1.1 Coefficient of determination (R²)

The R² provides a measure of level of the linear relationship between the estimated and the actual values. The R² is obtained by:

$$ R^{2} = \frac{{\sum\nolimits_{i = 1}^{n} {\left( {X_{i,act} - X_{act,avg} } \right)}^{2} - \sum\nolimits_{i = 1}^{n} {\left( {X_{i,est} - X_{i,act} } \right)}^{2} }}{{\sum\nolimits_{i = 1}^{n} {\left( {X_{i,act} - X_{act,avg} } \right)}^{2} }} $$

1.2 Mean absolute percentage error (MAPE)

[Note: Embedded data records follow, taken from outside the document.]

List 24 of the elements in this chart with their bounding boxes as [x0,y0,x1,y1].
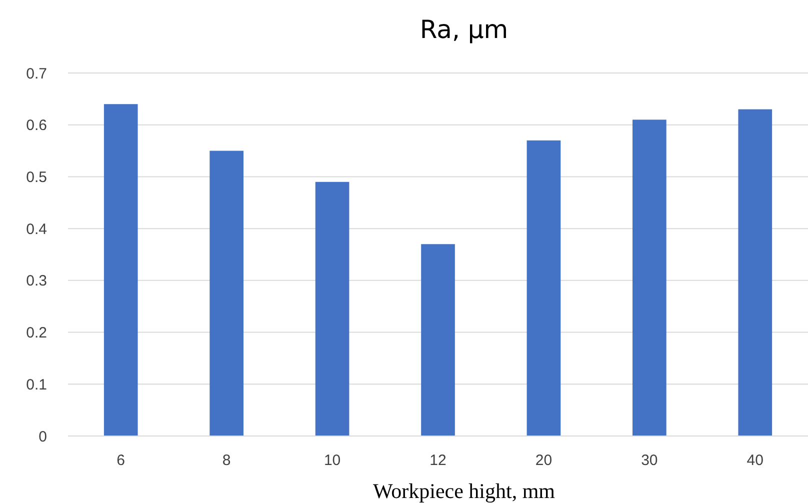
x-tick-label: 20 [535,452,552,469]
bar [421,244,455,436]
x-tick-label: 6 [116,452,126,469]
x-tick-label: 30 [641,452,658,469]
y-tick-label: 0.5 [26,168,47,186]
chart-title: Ra, µm [420,15,508,44]
y-tick-label: 0 [38,428,47,446]
x-tick-label: 10 [324,452,341,469]
bar [104,104,138,436]
bar [738,109,772,436]
x-axis-title: Workpiece hight, mm [372,479,556,503]
bar [526,140,561,436]
bar [632,120,666,436]
y-tick-label: 0.7 [26,65,47,82]
x-tick-label: 12 [430,452,446,469]
y-tick-label: 0.6 [26,117,47,134]
y-tick-label: 0.4 [26,220,47,238]
y-tick-label: 0.3 [26,272,47,290]
y-tick-label: 0.2 [26,324,47,342]
y-tick-label: 0.1 [26,376,47,394]
bar [315,182,350,436]
x-tick-label: 8 [222,452,231,469]
bar [210,150,244,436]
x-tick-label: 40 [746,452,764,469]
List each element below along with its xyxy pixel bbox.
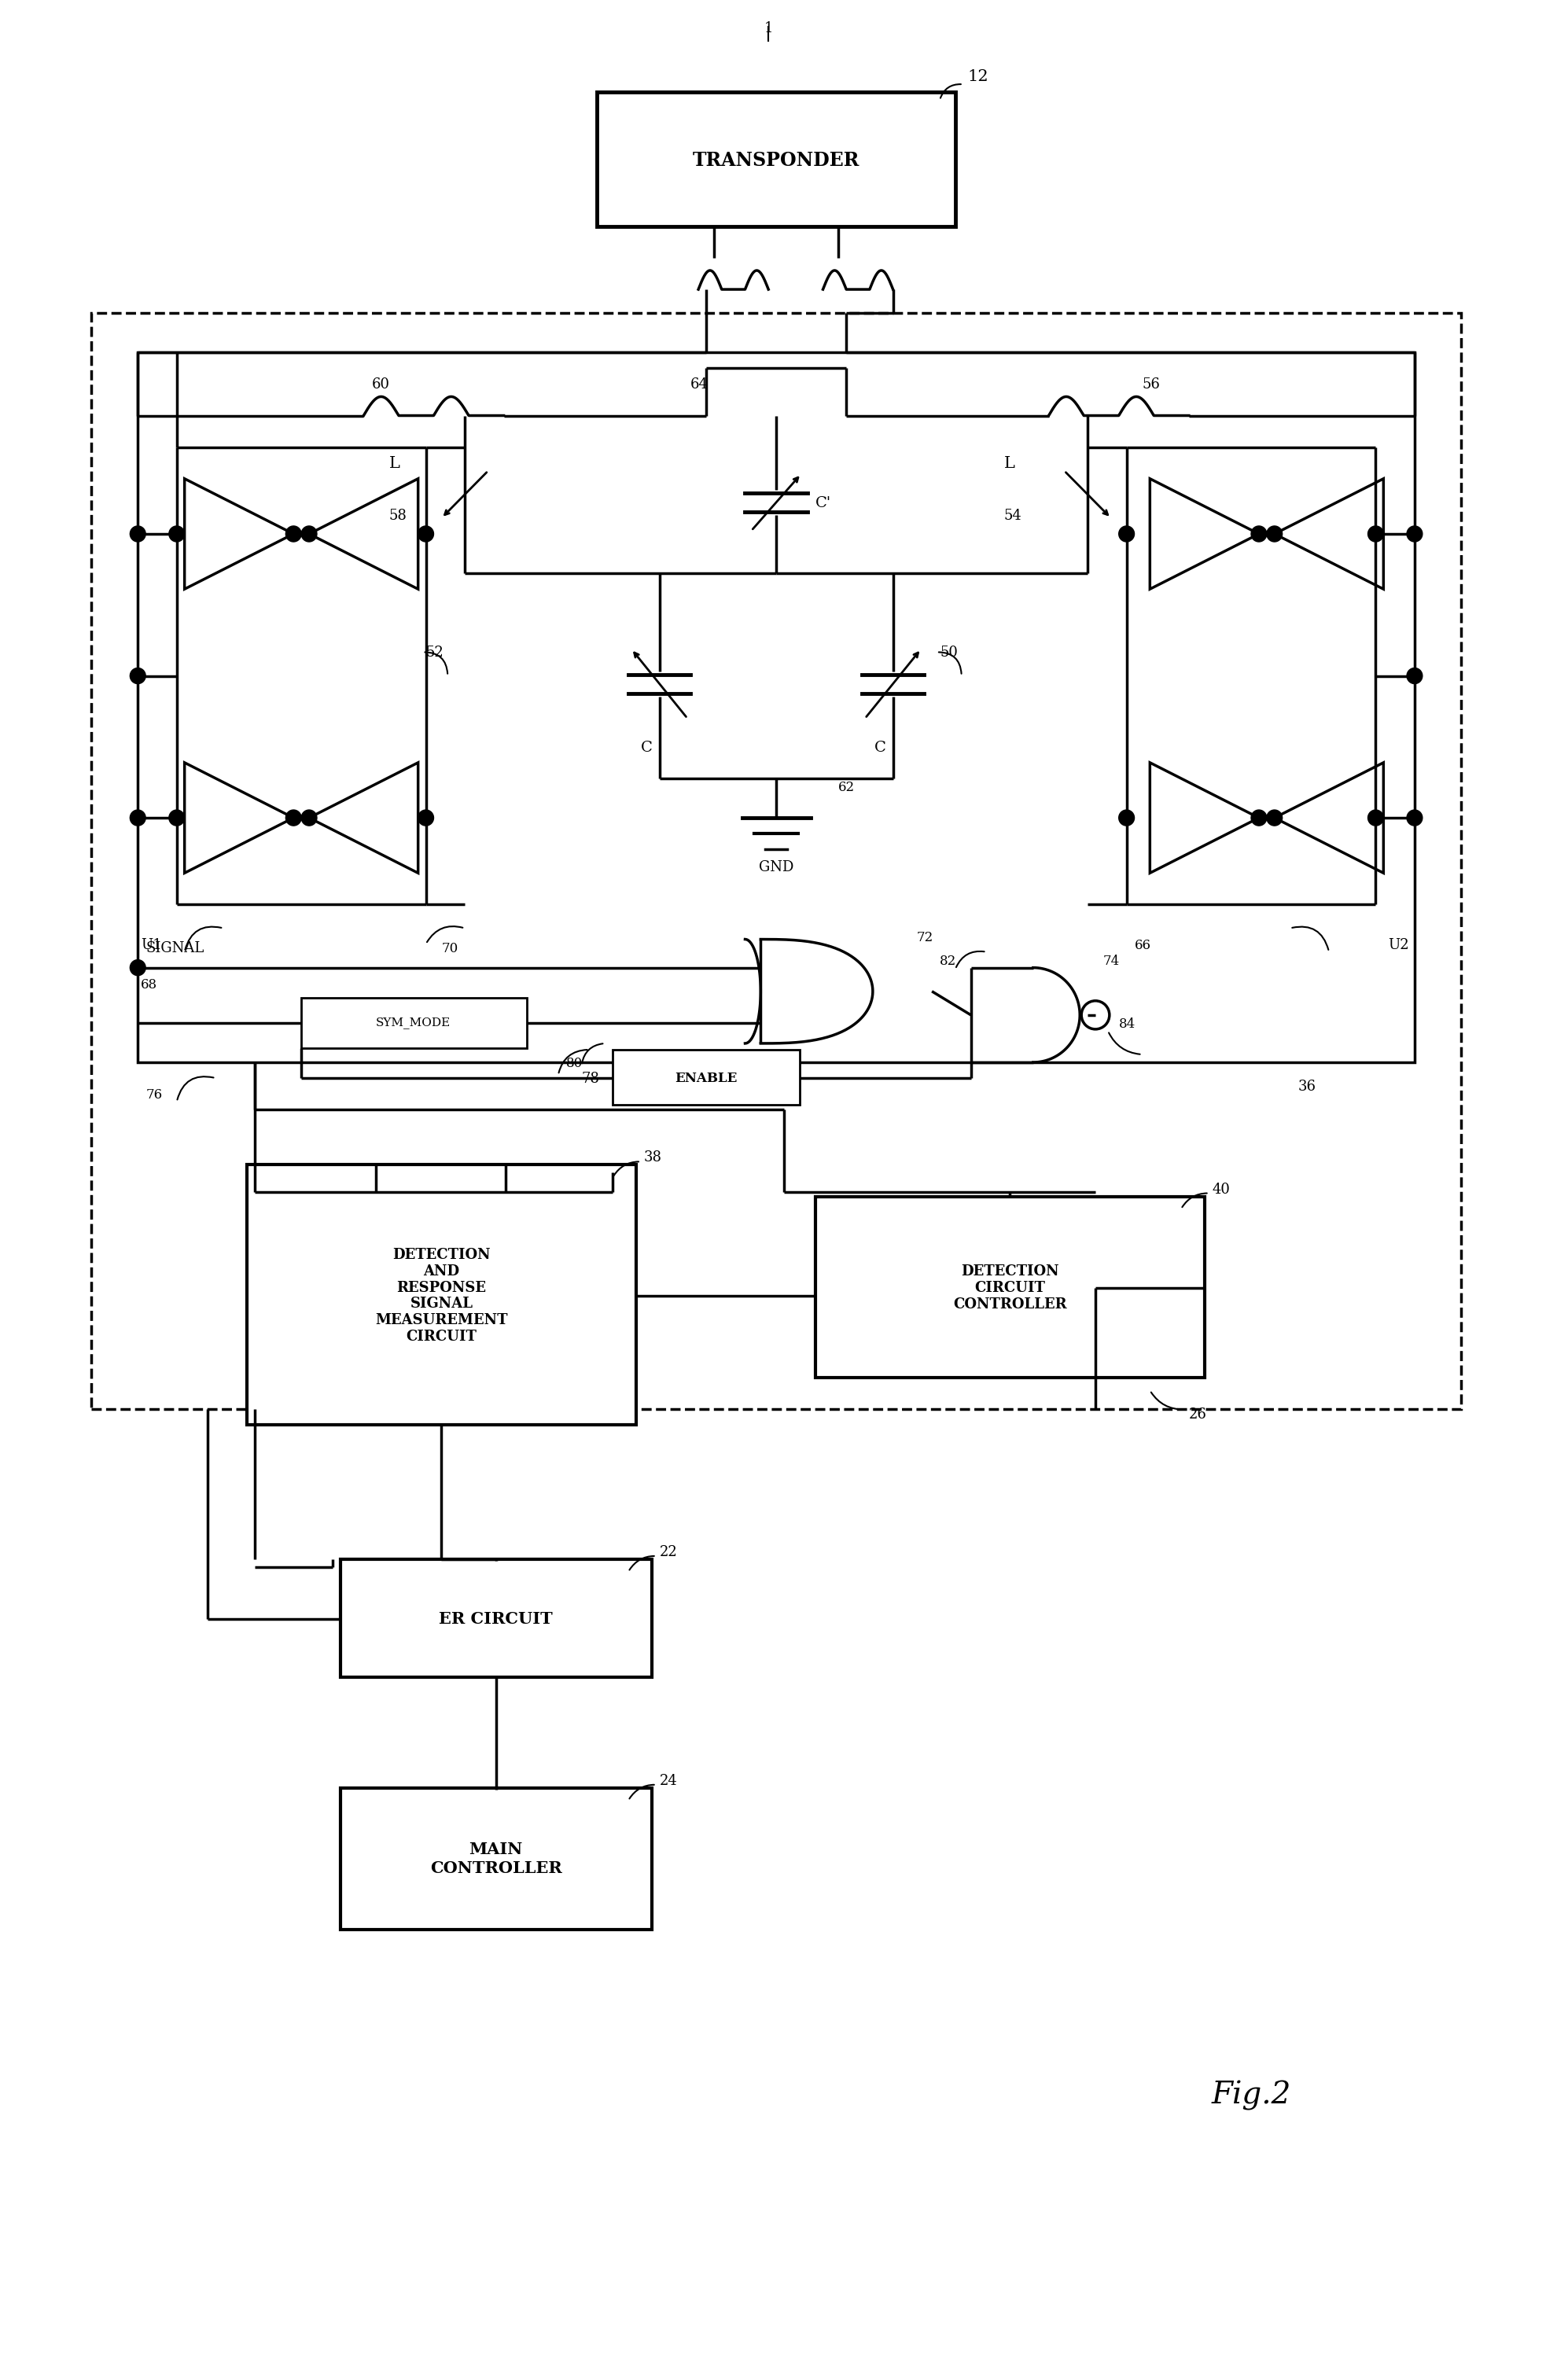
Text: TRANSPONDER: TRANSPONDER bbox=[693, 150, 859, 169]
Text: 52: 52 bbox=[426, 647, 444, 661]
Text: C: C bbox=[641, 742, 652, 756]
Text: 22: 22 bbox=[660, 1545, 677, 1559]
Circle shape bbox=[1251, 525, 1267, 542]
Text: ENABLE: ENABLE bbox=[674, 1072, 737, 1084]
Bar bbox=[340, 1788, 652, 1930]
Text: 50: 50 bbox=[939, 647, 958, 661]
Circle shape bbox=[301, 811, 317, 825]
Text: C': C' bbox=[815, 497, 831, 511]
Text: ER CIRCUIT: ER CIRCUIT bbox=[439, 1612, 554, 1626]
Text: 84: 84 bbox=[1120, 1017, 1135, 1032]
Circle shape bbox=[1406, 525, 1422, 542]
Bar bbox=[613, 1051, 800, 1105]
Text: 24: 24 bbox=[660, 1773, 677, 1788]
Text: 72: 72 bbox=[916, 932, 933, 944]
Text: DETECTION
AND
RESPONSE
SIGNAL
MEASUREMENT
CIRCUIT: DETECTION AND RESPONSE SIGNAL MEASUREMEN… bbox=[375, 1248, 508, 1343]
Bar bbox=[91, 314, 1461, 1410]
Text: 70: 70 bbox=[442, 941, 458, 956]
Text: 54: 54 bbox=[1004, 509, 1022, 523]
Text: 1: 1 bbox=[764, 21, 773, 36]
Text: Fig.2: Fig.2 bbox=[1210, 2080, 1290, 2111]
Circle shape bbox=[1406, 668, 1422, 685]
Text: C: C bbox=[875, 742, 886, 756]
Circle shape bbox=[419, 811, 434, 825]
Bar bbox=[815, 1196, 1204, 1379]
Circle shape bbox=[1120, 525, 1134, 542]
Circle shape bbox=[1367, 525, 1383, 542]
Circle shape bbox=[301, 525, 317, 542]
Text: 64: 64 bbox=[690, 378, 709, 392]
Circle shape bbox=[285, 811, 301, 825]
Text: SYM_MODE: SYM_MODE bbox=[376, 1017, 452, 1029]
Text: 68: 68 bbox=[141, 977, 157, 991]
Circle shape bbox=[1267, 525, 1283, 542]
Bar bbox=[301, 998, 527, 1048]
Text: MAIN
CONTROLLER: MAIN CONTROLLER bbox=[430, 1842, 561, 1875]
Text: L: L bbox=[1005, 456, 1014, 471]
Circle shape bbox=[1367, 811, 1383, 825]
Bar bbox=[138, 352, 1414, 1063]
Text: 62: 62 bbox=[839, 780, 855, 794]
Circle shape bbox=[169, 811, 185, 825]
Text: U2: U2 bbox=[1388, 939, 1410, 951]
Bar bbox=[246, 1165, 637, 1426]
Text: U1: U1 bbox=[141, 939, 162, 951]
Text: 12: 12 bbox=[967, 69, 989, 83]
Text: 38: 38 bbox=[644, 1150, 662, 1165]
Text: GND: GND bbox=[759, 860, 793, 875]
Circle shape bbox=[1120, 811, 1134, 825]
Circle shape bbox=[169, 525, 185, 542]
Text: 58: 58 bbox=[389, 509, 406, 523]
Circle shape bbox=[419, 525, 434, 542]
Bar bbox=[340, 1559, 652, 1678]
Text: 76: 76 bbox=[146, 1089, 162, 1103]
Circle shape bbox=[1267, 811, 1283, 825]
Bar bbox=[597, 93, 955, 226]
Text: 60: 60 bbox=[372, 378, 389, 392]
Text: L: L bbox=[389, 456, 400, 471]
Text: 82: 82 bbox=[939, 953, 956, 967]
Text: 36: 36 bbox=[1298, 1079, 1316, 1093]
Text: 40: 40 bbox=[1212, 1181, 1231, 1196]
Text: 56: 56 bbox=[1142, 378, 1160, 392]
Text: 26: 26 bbox=[1189, 1407, 1207, 1421]
Circle shape bbox=[130, 668, 146, 685]
Text: 74: 74 bbox=[1104, 953, 1120, 967]
Circle shape bbox=[1251, 811, 1267, 825]
Circle shape bbox=[285, 525, 301, 542]
Circle shape bbox=[1406, 811, 1422, 825]
Circle shape bbox=[130, 960, 146, 975]
Text: SIGNAL: SIGNAL bbox=[146, 941, 204, 956]
Text: 80: 80 bbox=[566, 1058, 583, 1070]
Text: 78: 78 bbox=[582, 1072, 599, 1086]
Text: 66: 66 bbox=[1134, 939, 1151, 951]
Text: DETECTION
CIRCUIT
CONTROLLER: DETECTION CIRCUIT CONTROLLER bbox=[953, 1265, 1066, 1312]
Circle shape bbox=[130, 811, 146, 825]
Circle shape bbox=[130, 525, 146, 542]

The MAPE shows the mean absolute percentage difference between the estimated and actual data. The MAPE is calculated by following equation:

$$ MAPE = \frac{1}{n}\sum\limits_{i = 1}^{n} {\left| {\frac{{X_{i,est} - X_{i,act} }}{{X_{i,act} }}} \right| \times 100} $$

1.3 Mean absolute bias error (MABE)

The MABE represents the average quantity of total absolute bias errors between estimated and actual values and is defined by:

$$ MABE = \frac{1}{n}\sum\limits_{i = 1}^{n} {\left| {X_{i,est} - X_{i,act} } \right|} $$

1.4 Root mean square error (RMSE)

The RMSE determines the precision of the model by comparing the deviation between the estimated and actual data. The RMSE has always a positive value and is calculated by:

$$ RMSE = \sqrt {\frac{1}{n}\sum\limits_{i = 1}^{n} {\left( {X_{i,est} - X_{i,act} } \right)}^{2} } $$

where X _i,est, X _i,act and X _act,avg represent the ith estimated value based upon the applied approaches, ith actual value and average of actual values, respectively. Also, n is the number of data.